The plan could be a hard sell in Congress, however, Retzlaff notes. That’s because it calls for using “mandatory funds” to pay for those increases. Mandatory funds aren’t funneled through the regular annual appropriations process. Instead, the money comes from dedicated sources approved by Congress—for example, the 21st Century Cures Act, a House bill to speed the development of new medicines, would give NIH $8.75 billion in new funding over 5 years by selling oil from the U.S. strategic petroleum reserve.

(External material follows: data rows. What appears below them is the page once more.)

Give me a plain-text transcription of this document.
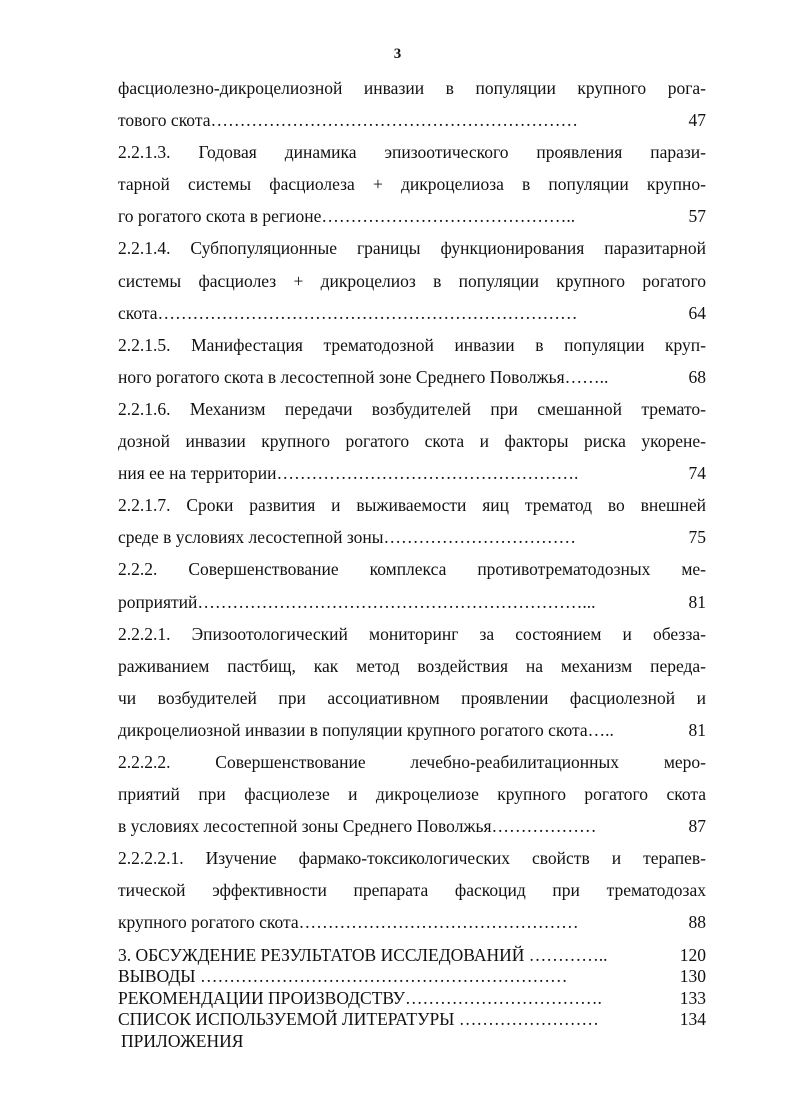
3
фасциолезно-дикроцелиозной инвазии в популяции крупного рога-
тового скота………………………………………………………	47
2.2.1.3. Годовая динамика эпизоотического проявления парази-
тарной системы фасциолеза + дикроцелиоза в популяции крупно-
го рогатого скота в регионе……………………………………..	57
2.2.1.4. Субпопуляционные границы функционирования паразитарной
системы фасциолез + дикроцелиоз в популяции крупного рогатого
скота………………………………………………………………	64
2.2.1.5. Манифестация трематодозной инвазии в популяции круп-
ного рогатого скота в лесостепной зоне Среднего Поволжья……..	68
2.2.1.6. Механизм передачи возбудителей при смешанной тремато-
дозной инвазии крупного рогатого скота и факторы риска укорене-
ния ее на территории…………………………………………….	74
2.2.1.7. Сроки развития и выживаемости яиц трематод во внешней
среде в условиях лесостепной зоны……………………………	75
2.2.2. Совершенствование комплекса противотрематодозных ме-
роприятий…………………………………………………………...	81
2.2.2.1. Эпизоотологический мониторинг за состоянием и обезза-
раживанием пастбищ, как метод воздействия на механизм переда-
чи возбудителей при ассоциативном проявлении фасциолезной и
дикроцелиозной инвазии в популяции крупного рогатого скота…..	81
2.2.2.2. Совершенствование лечебно-реабилитационных меро-
приятий при фасциолезе и дикроцелиозе крупного рогатого скота
в условиях лесостепной зоны Среднего Поволжья………………	87
2.2.2.2.1. Изучение фармако-токсикологических свойств и терапев-
тической эффективности препарата фаскоцид при трематодозах
крупного рогатого скота…………………………………………	88
3. ОБСУЖДЕНИЕ РЕЗУЛЬТАТОВ ИССЛЕДОВАНИЙ …………..	120
ВЫВОДЫ ………………………………………………………	130
РЕКОМЕНДАЦИИ ПРОИЗВОДСТВУ…………………………….	133
СПИСОК ИСПОЛЬЗУЕМОЙ ЛИТЕРАТУРЫ ……………………	134
ПРИЛОЖЕНИЯ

Lawmakers generally don’t like mandatory spending because it preempts their oversight, Retzlaff notes. Another concern is what will happen if such funding ends after a few years. “There could be a cliff” after which the new research programs suddenly lose support, Retzlaff says. AACR’s hope, Retzlaff says, is that any new moonshot funding be sustained into 2018, 2019, and beyond. “We’d love to see a 10-year plan,” he says.
One program outlined in the White House spending plan clearly is new: an FDA Virtual Oncology Center of Excellence that will “leverage the combined skills of regulatory scientists and reviewers” to speed the development of cancer drugs, screening, and diagnostics. Friends of Cancer Research, a patient advocacy group, took credit for that idea, writing that it will “break down decades' old silos within FDA and make for a more efficient agency.” The plan also describes a Vice President’s Exceptional Opportunities in Cancer Research Fund that will fund “high-risk, high-return research” identified with help from researchers, advocates, and industry.
Yesterday, Biden held the first meeting of an interagency task force to plan the moonshot. And NCAB will soon form a blue-ribbon panel to offer guidance.